Os Correios, contudo, não flexibilizaram a proposta e disseram aos funcionários que vão aplicá-la já a partir desta semana. “O que está em jogo são os empregos dos quase 100 mil funcionários dos Correios, que dependem do bom funcionamento da empresa para garantir o seu sustento futuro. Em um contexto de crise como o que atravessamos, é preciso haver concessões de ambas partes: é preferível deixar de contar com alguns benefícios hoje em prol da sustentabilidade da empresa a longo prazo do que insistir em mantê-los, a despeito das graves consequências”, afirma a ECT, em informe enviado aos funcionários.
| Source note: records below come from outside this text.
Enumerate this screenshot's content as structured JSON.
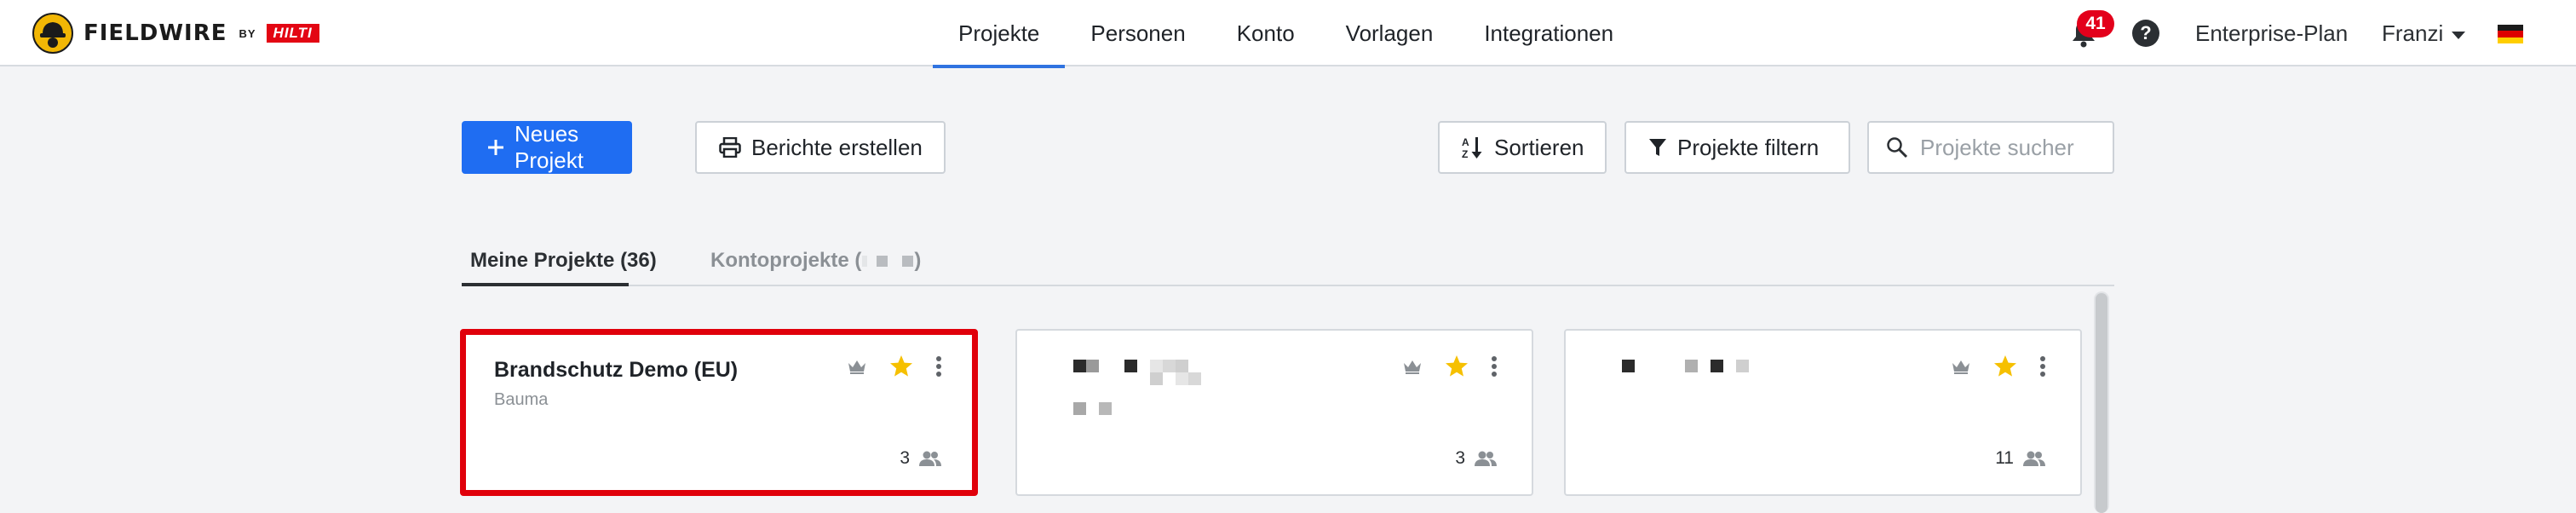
{
  "header": {
    "logo_word": "FIELDWIRE",
    "logo_by": "BY",
    "logo_brand": "HILTI",
    "nav": [
      {
        "label": "Projekte",
        "active": true
      },
      {
        "label": "Personen",
        "active": false
      },
      {
        "label": "Konto",
        "active": false
      },
      {
        "label": "Vorlagen",
        "active": false
      },
      {
        "label": "Integrationen",
        "active": false
      }
    ],
    "notifications_count": "41",
    "help_symbol": "?",
    "plan_label": "Enterprise-Plan",
    "user_name": "Franzi",
    "locale_flag": "german-flag-icon"
  },
  "toolbar": {
    "new_project_label": "Neues Projekt",
    "reports_label": "Berichte erstellen",
    "sort_label": "Sortieren",
    "filter_label": "Projekte filtern",
    "search_placeholder": "Projekte sucher"
  },
  "tabs": {
    "mine_label": "Meine Projekte (36)",
    "account_label_prefix": "Kontoprojekte (",
    "account_label_suffix": ")"
  },
  "cards": [
    {
      "title": "Brandschutz Demo (EU)",
      "subtitle": "Bauma",
      "members": "3",
      "starred": true,
      "highlighted": true
    },
    {
      "title": "",
      "subtitle": "",
      "members": "3",
      "starred": true,
      "highlighted": false
    },
    {
      "title": "",
      "subtitle": "",
      "members": "11",
      "starred": true,
      "highlighted": false
    }
  ],
  "colors": {
    "primary": "#1f6df2",
    "nav_active_underline": "#2f73e0",
    "badge_red": "#e3001b",
    "highlight_red": "#e0000b",
    "star": "#f6c000"
  }
}
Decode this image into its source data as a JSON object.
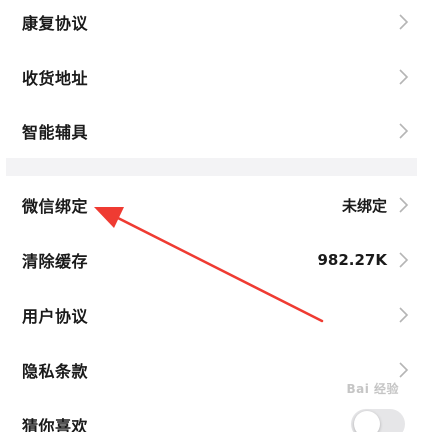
{
  "settings": {
    "items": [
      {
        "label": "康复协议",
        "value": ""
      },
      {
        "label": "收货地址",
        "value": ""
      },
      {
        "label": "智能辅具",
        "value": ""
      },
      {
        "label": "微信绑定",
        "value": "未绑定"
      },
      {
        "label": "清除缓存",
        "value": "982.27K"
      },
      {
        "label": "用户协议",
        "value": ""
      },
      {
        "label": "隐私条款",
        "value": ""
      },
      {
        "label": "猜你喜欢",
        "value": ""
      }
    ],
    "recommend_toggle_on": false
  },
  "annotation": {
    "arrow_color": "#ef3b32"
  },
  "watermark": {
    "text": "Bai 经验"
  },
  "colors": {
    "text": "#1a1a1a",
    "chevron": "#b5b5b5",
    "section_gap": "#f3f3f5"
  }
}
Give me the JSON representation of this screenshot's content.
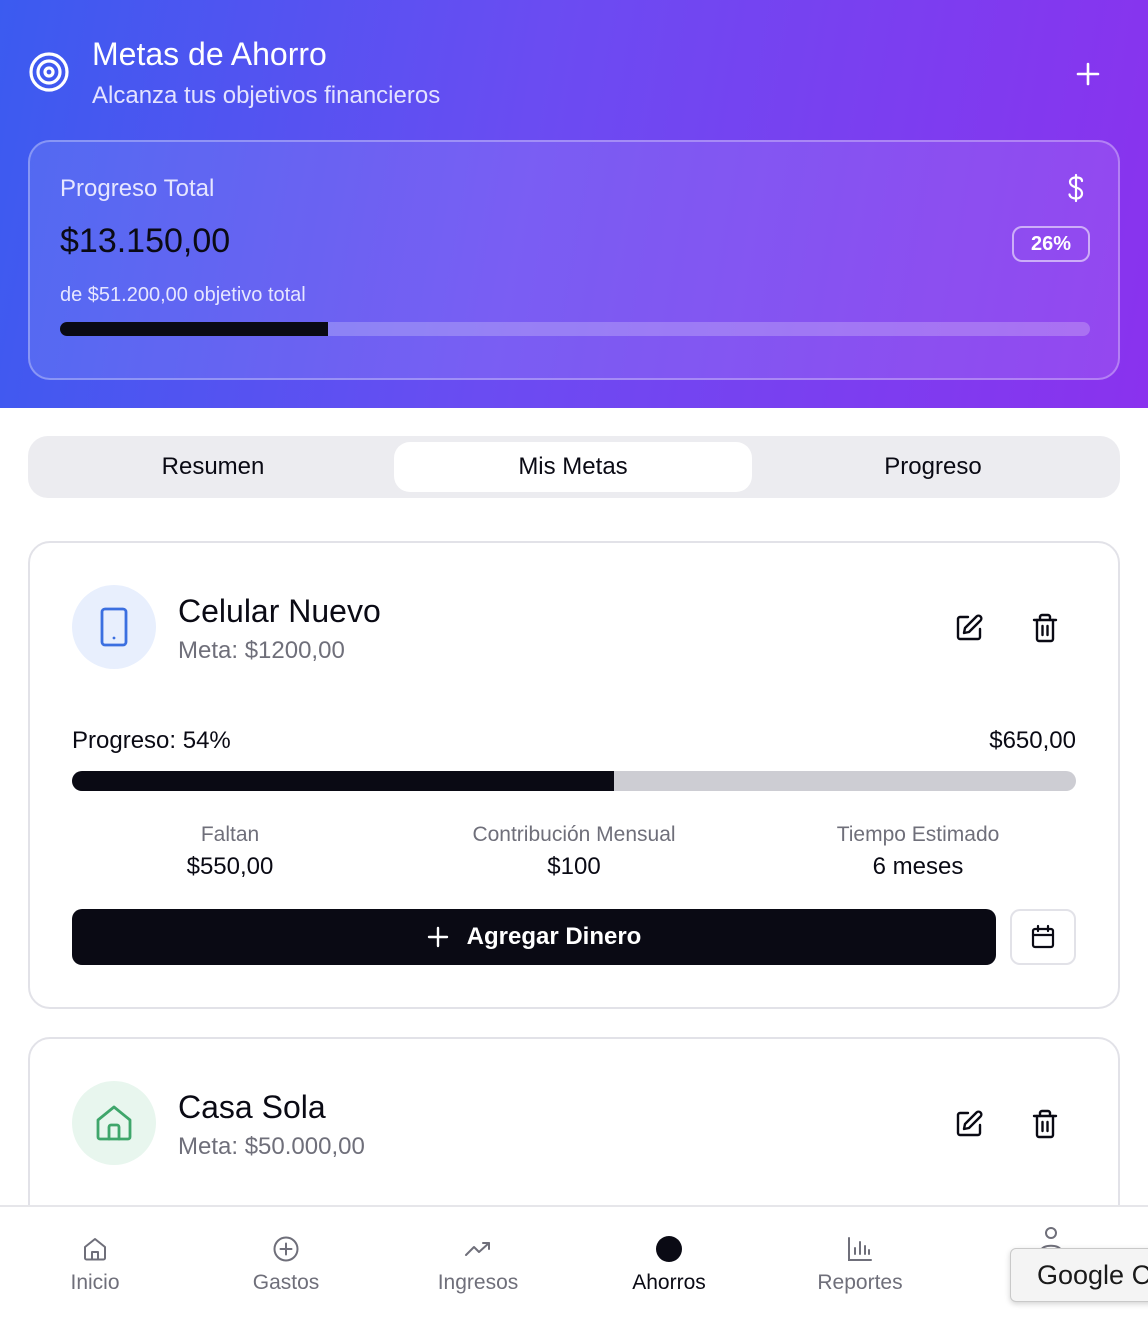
{
  "header": {
    "title": "Metas de Ahorro",
    "subtitle": "Alcanza tus objetivos financieros",
    "icons": {
      "app": "target-icon",
      "add": "plus-icon"
    }
  },
  "total": {
    "label": "Progreso Total",
    "amount": "$13.150,00",
    "percent_label": "26%",
    "goal_text": "de $51.200,00 objetivo total",
    "progress_fraction": 0.26,
    "icon": "dollar-icon"
  },
  "tabs": [
    {
      "label": "Resumen",
      "active": false
    },
    {
      "label": "Mis Metas",
      "active": true
    },
    {
      "label": "Progreso",
      "active": false
    }
  ],
  "goals": [
    {
      "name": "Celular Nuevo",
      "meta": "Meta: $1200,00",
      "icon": "smartphone-icon",
      "icon_color": "#3b6fe0",
      "icon_bg": "#e8effd",
      "progress_label": "Progreso: 54%",
      "progress_fraction": 0.54,
      "saved": "$650,00",
      "stats": [
        {
          "label": "Faltan",
          "value": "$550,00"
        },
        {
          "label": "Contribución Mensual",
          "value": "$100"
        },
        {
          "label": "Tiempo Estimado",
          "value": "6 meses"
        }
      ],
      "add_button": "Agregar Dinero"
    },
    {
      "name": "Casa Sola",
      "meta": "Meta: $50.000,00",
      "icon": "house-icon",
      "icon_color": "#3fa66b",
      "icon_bg": "#e8f6ee"
    }
  ],
  "nav": [
    {
      "label": "Inicio",
      "icon": "home-icon",
      "active": false
    },
    {
      "label": "Gastos",
      "icon": "plus-circle-icon",
      "active": false
    },
    {
      "label": "Ingresos",
      "icon": "trending-up-icon",
      "active": false
    },
    {
      "label": "Ahorros",
      "icon": "dot-icon",
      "active": true
    },
    {
      "label": "Reportes",
      "icon": "bar-chart-icon",
      "active": false
    },
    {
      "label": "",
      "icon": "user-icon",
      "active": false
    }
  ],
  "tooltip": {
    "text": "Google C"
  },
  "colors": {
    "gradient_start": "#3b5bf0",
    "gradient_end": "#8a32ee",
    "primary": "#0a0a14",
    "muted": "#6f6f7a"
  }
}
Os ecetistas, contudo, não aceitaram os argumentos e prometem entrar em greve a partir de quarta-feira. “Vamos fazer uma assembleia no dia 4 e, a partir do dia 5, não tem mais entrega de encomendas”, avisa o presidente da Fentect. Ele compreende que a paralisação vai agravar o problema das entregas, mas pede compreensão da população. “Não estamos pedindo aumento. Só queremos manter o que recebemos hoje”, reclama.

Privatização
Enquanto tenta sanar essa crise, o governo federal avança com o plano de privatização dos Correios. O entendimento é de que a pandemia deixou claras as dificuldades financeiras e operacionais da empresa e, por isso, pode criar o ambiente adequado para esse debate. Afinal, a desestatização dos Correios está no plano do governo há tempos.

A secretária especial do Programa de Parcerias de Investimentos (PPI) do Ministério da Economia, Martha Seillier, também acredita que a pandemia evidenciou “a importância do setor postal, abrindo uma janela de conscientização que será essencial quando do debate no Congresso Nacional sobre a importância de se intensificar os investimentos no setor”.

Privatizar os Correios não é uma missão fácil. Além de superar a resistência, o governo precisa tratar de questões constitucionais e financeiras para isso. Hoje, os Correios têm o monopólio do setor postal. Por isso, será preciso mudar a Constituição para permitir a entrada da iniciativa privada nesse mercado. Além disso, é preciso encontrar uma forma de tornar a empresa atrativa, mesmo com seu déficit de R$ 2,4 bilhões e os seus quase 100 mil funcionários.

Martha Seillier reconhece que “a desestatização dos Correios tem um nível alto de complexidade em razão da dimensão, quantidade de empregados e o papel da política pública prestada”. Mas adianta ao Correio que algumas empresas privadas, de logística, e-commerce e transporte se mostraram interessadas no negócio. Por isso, contou que o governo está trabalhando para concluir ainda neste ano “os estudos de alternativas para a companhia e a tramitação do projeto de marco regulatório ao Congresso Nacional”. Paralelamente, o governo está elaborando uma proposta de marco legal para o setor postal, que acabe com o monopólio dos Correios e permita a entrada da iniciativa privada nesse mercado.